WeeklyWorker

26.09.1996

Chronicle of corruption

According to one tabloid newspaper, the Catholic Church has been “plunged into deep crisis” by revelations of Roderick Wright’s sexual misdemeanours.

The former Bishop of Scotland rubbed salt in the wound of the church establishment by selling his story to the News of the World for a figure thought to be around £15,000. He gave details of a previous affair which resulted in his fathering a son, now aged 15, and disclosed how he planned to marry his latest fling, Kathleen MacPhee.

Archbishop Keith O’Brien likened the wayward bishop to a Judas and urged him to present himself for ‘counselling’. Concerned for Wright’s errant soul, the archbishop warned that if he married a divorced woman, then - horror of horrors - he would be denied the right to take communion.

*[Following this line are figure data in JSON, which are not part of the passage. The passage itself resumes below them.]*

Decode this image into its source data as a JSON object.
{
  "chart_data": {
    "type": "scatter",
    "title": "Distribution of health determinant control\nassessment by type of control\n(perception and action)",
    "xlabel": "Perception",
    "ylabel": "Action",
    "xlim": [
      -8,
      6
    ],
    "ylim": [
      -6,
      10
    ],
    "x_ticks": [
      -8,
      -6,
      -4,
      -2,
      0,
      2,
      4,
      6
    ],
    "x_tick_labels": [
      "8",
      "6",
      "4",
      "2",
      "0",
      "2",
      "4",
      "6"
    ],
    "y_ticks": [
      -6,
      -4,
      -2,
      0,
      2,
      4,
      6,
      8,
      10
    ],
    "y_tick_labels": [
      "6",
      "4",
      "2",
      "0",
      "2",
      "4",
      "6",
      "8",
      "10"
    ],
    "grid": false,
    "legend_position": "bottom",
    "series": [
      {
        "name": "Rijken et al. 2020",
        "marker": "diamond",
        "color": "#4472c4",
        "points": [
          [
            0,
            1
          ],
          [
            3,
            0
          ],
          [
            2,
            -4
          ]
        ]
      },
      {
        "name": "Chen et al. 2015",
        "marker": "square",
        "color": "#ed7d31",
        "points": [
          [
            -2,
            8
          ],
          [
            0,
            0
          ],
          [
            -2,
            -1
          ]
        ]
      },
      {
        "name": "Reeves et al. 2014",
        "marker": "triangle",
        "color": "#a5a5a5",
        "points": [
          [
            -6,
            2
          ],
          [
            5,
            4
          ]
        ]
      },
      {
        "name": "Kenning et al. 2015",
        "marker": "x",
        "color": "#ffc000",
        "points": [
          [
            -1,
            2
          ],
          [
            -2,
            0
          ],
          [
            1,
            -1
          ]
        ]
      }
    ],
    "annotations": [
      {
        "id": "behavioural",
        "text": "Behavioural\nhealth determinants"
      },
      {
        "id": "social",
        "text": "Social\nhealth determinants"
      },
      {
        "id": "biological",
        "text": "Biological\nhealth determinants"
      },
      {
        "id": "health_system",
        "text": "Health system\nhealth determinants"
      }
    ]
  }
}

In fact, far from representing a crisis, the present scandal is nothing compared to the corruption and sexual peccadillos of leading figures in the church’s 2,000-year history. It was not considered unusual for popes to install their mistresses in the Vatican, while homosexuality, incest, sodomy, bestiality and rape are just some of the well chronicled activities of past holy fathers.

The Catholic Church still solemnly declares that the function of sexual intercourse is solely for human reproduction - the basis for its ban on any form of contraception. Priests who supposedly devote their lives to the church should have no time for the distractions of a wife and family, and are therefore expected to suppress all sexual desires. It is hardly surprising that such unnatural self-restraint is beyond the capabilities of most humans.

The church’s obsession with limiting the basic human freedom to express one’s sexuality stems from its desire to dominate and control all human behaviour, subordinating it to the needs of social stability. Imposed in the name of god, this repression is actually delivered in the interests of the existing order, much to the smug satisfaction of the bourgeoisie.

It is little wonder that so few men of the cloth can live up to the requirements of their calling.